Richards managed in the majors for a dozen seasons, and employed the move at least a few more times. He managed against Whitey Herzog, and he managed the Baltimore Orioles a few years before Davey Johnson played for the O's. Richards might be mostly forgotten now -- he never managed a pennant winner, isn't in the Hall of Fame -- but he probably was the most influential manager of the 1950s (you might think Casey Stengel, but nobody at the time could really understand what Stengel was doing).

I don't know that anybody made the move in the 1970s, before Johnson and Herzog brought it back in the '80s. We know it happened in the 1990s, at least with Les Lancaster (managed by Don Zimmer). It's a true rarity now, though, mostly because of the lack of necessity. When Richards managed, he might have had four or five relievers in his bullpen. When Herzog managed, maybe five or six. Lou Piniella, though? He's usually got seven relievers, and some managers have eight. Occasionally a manager -- like Lou Piniella, right now -- will have just one left-hander in the bullpen, but usually they'll have two or even three.

I've said it before and I'll say it again: the bigger the rosters, the less interesting the game.
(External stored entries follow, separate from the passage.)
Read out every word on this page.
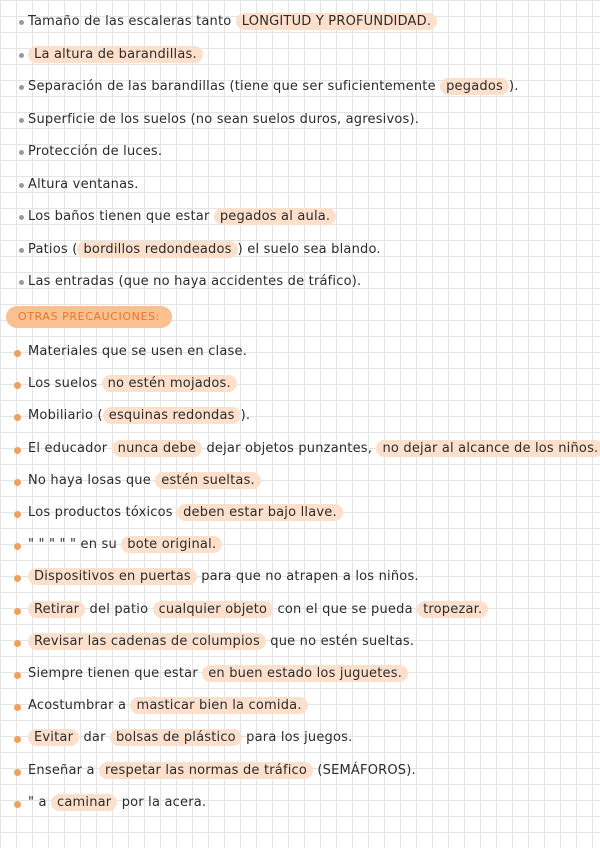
Tamaño de las escaleras tanto LONGITUD Y PROFUNDIDAD.
La altura de barandillas.
Separación de las barandillas (tiene que ser suficientemente pegados ).
Superficie de los suelos (no sean suelos duros, agresivos).
Protección de luces.
Altura ventanas.
Los baños tienen que estar pegados al aula.
Patios ( bordillos redondeados ) el suelo sea blando.
Las entradas (que no haya accidentes de tráfico).
OTRAS PRECAUCIONES:
Materiales que se usen en clase.
Los suelos no estén mojados.
Mobiliario ( esquinas redondas ).
El educador nunca debe dejar objetos punzantes, no dejar al alcance de los niños.
No haya losas que estén sueltas.
Los productos tóxicos deben estar bajo llave.
" " " " " en su bote original.
Dispositivos en puertas para que no atrapen a los niños.
Retirar del patio cualquier objeto con el que se pueda tropezar.
Revisar las cadenas de columpios que no estén sueltas.
Siempre tienen que estar en buen estado los juguetes.
Acostumbrar a masticar bien la comida.
Evitar dar bolsas de plástico para los juegos.
Enseñar a respetar las normas de tráfico (SEMÁFOROS).
" a caminar por la acera.
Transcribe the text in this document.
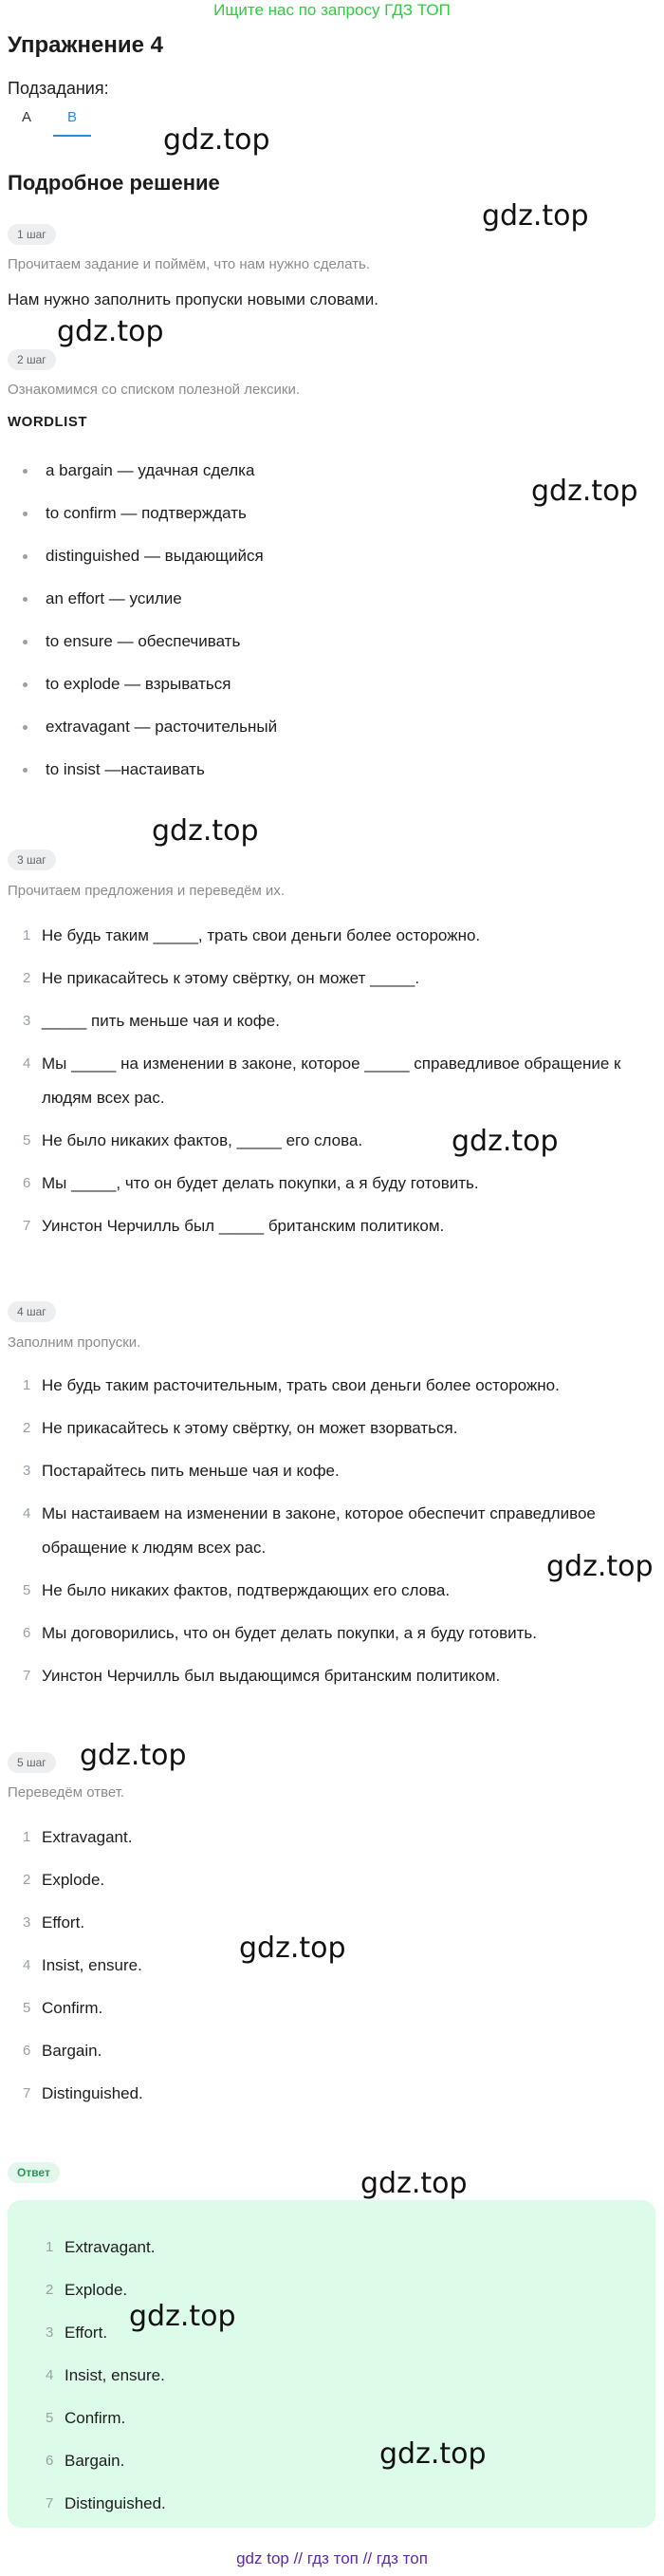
Ищите нас по запросу ГДЗ ТОП
Упражнение 4
Подзадания:
A	B
Подробное решение
1 шаг
Прочитаем задание и поймём, что нам нужно сделать.
Нам нужно заполнить пропуски новыми словами.
2 шаг
Ознакомимся со списком полезной лексики.
WORDLIST
a bargain — удачная сделка
to confirm — подтверждать
distinguished — выдающийся
an effort — усилие
to ensure — обеспечивать
to explode — взрываться
extravagant — расточительный
to insist —настаивать
3 шаг
Прочитаем предложения и переведём их.
1 Не будь таким _____, трать свои деньги более осторожно.
2 Не прикасайтесь к этому свёртку, он может _____.
3 _____ пить меньше чая и кофе.
4 Мы _____ на изменении в законе, которое _____ справедливое обращение к людям всех рас.
5 Не было никаких фактов, _____ его слова.
6 Мы _____, что он будет делать покупки, а я буду готовить.
7 Уинстон Черчилль был _____ британским политиком.
4 шаг
Заполним пропуски.
1 Не будь таким расточительным, трать свои деньги более осторожно.
2 Не прикасайтесь к этому свёртку, он может взорваться.
3 Постарайтесь пить меньше чая и кофе.
4 Мы настаиваем на изменении в законе, которое обеспечит справедливое обращение к людям всех рас.
5 Не было никаких фактов, подтверждающих его слова.
6 Мы договорились, что он будет делать покупки, а я буду готовить.
7 Уинстон Черчилль был выдающимся британским политиком.
5 шаг
Переведём ответ.
1 Extravagant.
2 Explode.
3 Effort.
4 Insist, ensure.
5 Confirm.
6 Bargain.
7 Distinguished.
Ответ
1 Extravagant.
2 Explode.
3 Effort.
4 Insist, ensure.
5 Confirm.
6 Bargain.
7 Distinguished.
gdz.top
gdz.top
gdz.top
gdz.top
gdz.top
gdz.top
gdz.top
gdz.top
gdz.top
gdz.top
gdz.top
gdz.top
gdz top // гдз топ // гдз топ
Something to think about tonight, when you watch Charlie Manuel and Joe Maddon deploy their 33-man squads ...

Uncle Lou's misplaced concern

June, 25, 2009
Boy. Talk about worrying about the wrong problem. From Chris De Luca in the Chicago Times:
    Manager Lou Piniella didn't realize the Cubs had blown 11 saves in 26 chances entering Wednesday, putting their save percentage at 58 -- third-worst in the National League. What he did notice was the six home runs allowed by closer Kevin Gregg, the most by a Cubs full-time reliever.

    "One thing about this young man, he gives up a lot of home runs in the closer spot," Piniella said before the game against the Detroit Tigers -- a day after Gregg blew his third save by serving up a two-run, walkoff home run to pinch-hitter Ryan Raburn. "Look, you don't like to see that out of your closer too much, I'm going to be honest with you. Usually when you give up home runs late like that, they end games."
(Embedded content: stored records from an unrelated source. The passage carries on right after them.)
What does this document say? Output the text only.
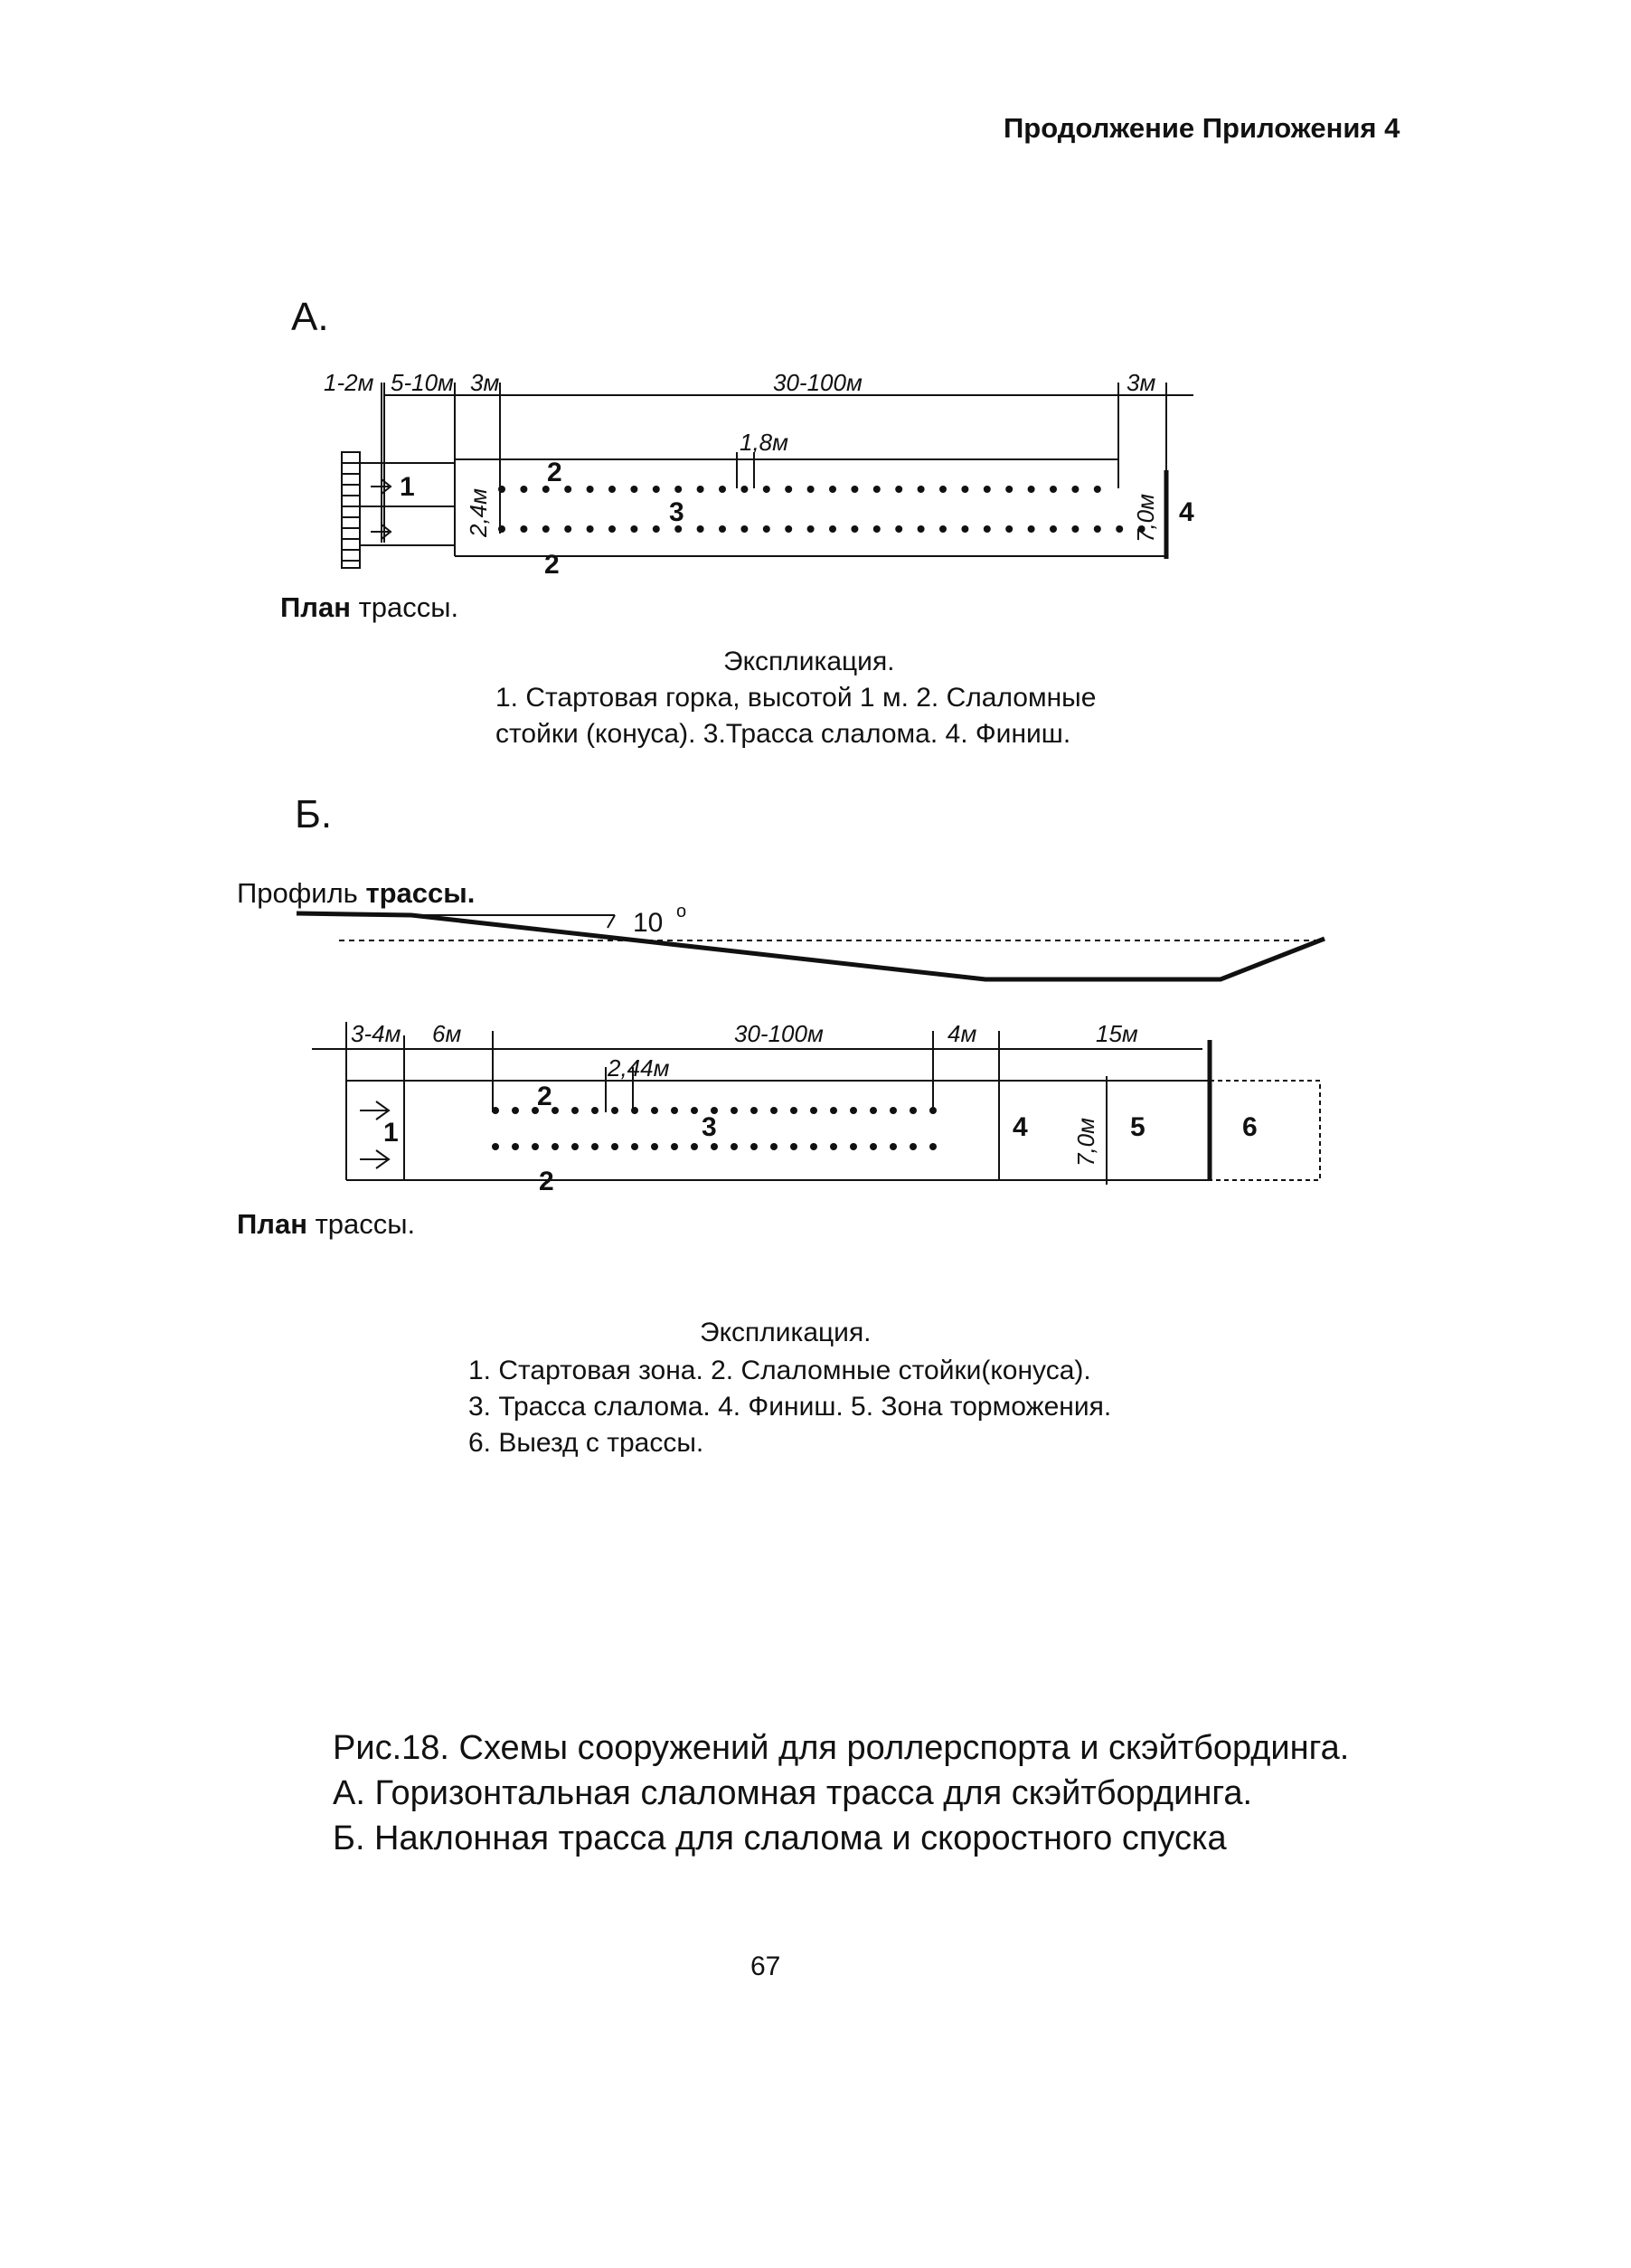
Продолжение Приложения 4
А.
1-2м 5-10м 3м	30-100м	3м
1,8м
2,4м	7,0м
1	2
2
3	4
План трассы.
Экспликация.
1. Стартовая горка, высотой 1 м. 2. Слаломные
стойки (конуса). 3.Трасса слалома. 4. Финиш.
Б.
Профиль трассы.
10 o
3-4м 6м	30-100м	4м	15м
2,44м
7,0м
1
2
2
3	4	5	6
План трассы.
Экспликация.
1. Стартовая зона. 2. Слаломные стойки(конуса).
3. Трасса слалома. 4. Финиш. 5. Зона торможения.
6. Выезд с трассы.
Рис.18. Схемы сооружений для роллерспорта и скэйтбординга.
А. Горизонтальная слаломная трасса для скэйтбординга.
Б. Наклонная трасса для слалома и скоростного спуска
67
    Gregg edging out Carlos Marmol for the closer's job has been a hot topic since the decision was made late in spring training. So Piniella was quick to stress there is no closer controversy -- yet.
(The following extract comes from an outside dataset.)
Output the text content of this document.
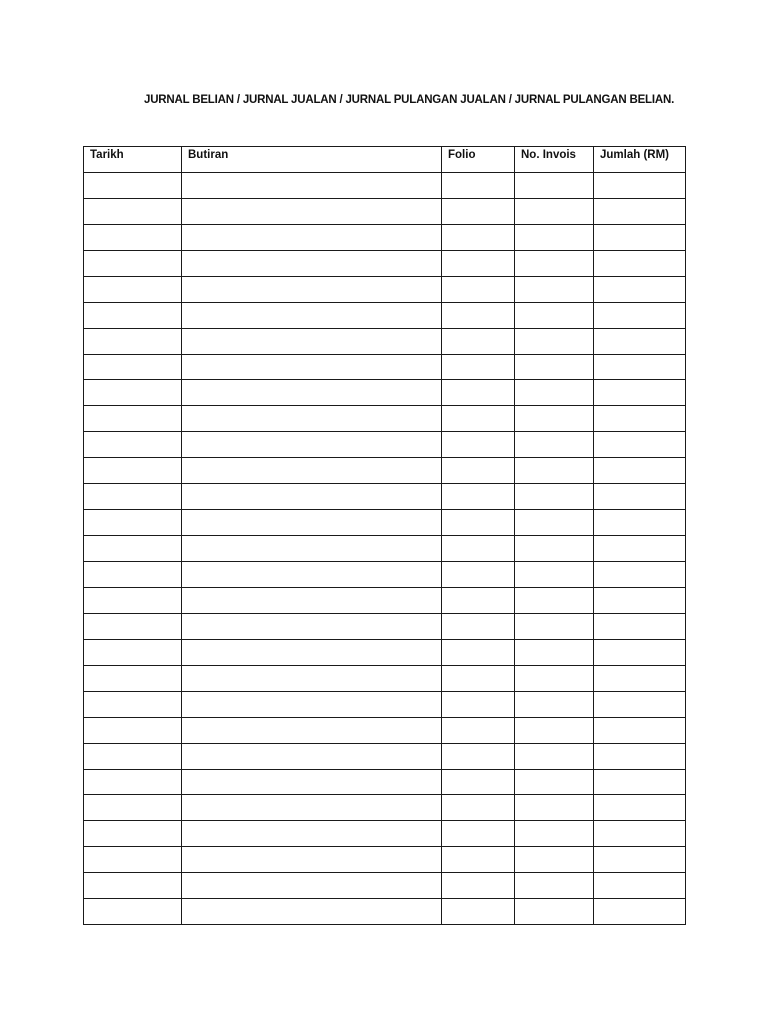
JURNAL BELIAN / JURNAL JUALAN / JURNAL PULANGAN JUALAN / JURNAL PULANGAN BELIAN.
Tarikh	Butiran	Folio	No. Invois	Jumlah (RM)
1. Gregg's not all that young.

2. He's not giving up a lot of home runs. He has given up a lot of home runs, this season. Sort of.

Gregg has given up six home runs in 32 innings, which does seem like a lot. Per nine innings, he's given up roughly twice as many homers this season as in his career as a whole. But you know what the difference is, in terms of actual home runs?


We're talking about three more long fly balls over the course of nearly three months. That's nothing, and otherwise Gregg's stats are fine. He's walking slightly fewer batters than he did last year, and he's striking out plenty. Gregg's never been a great pitcher and I was one of those who thought Marmol should have been the closer this season, but a) Marmol's walked a batter per inning, and b) even if Marmol's fundamentally better than Gregg, as long as he's getting his innings it doesn't matter much whether they're eighth innings or ninth innings.

Overall, the Cubs' relievers have been decent this season. Their 4.12 ERA ranks just 12th in the National League, but a bunch of teams are clustered between 3.90 and 4.15, so being 12th is little different from being sixth or seventh. The Cubs are seventh in strikeouts and second in batting average allowed (though thanks to Marmol, they're 14th in walks).

Point being, the bullpen isn't the problem. The Cubs are 13th in the league in scoring. Last year they were first. Until they close that gap, it's not going to matter much how many fly balls Gregg gives up.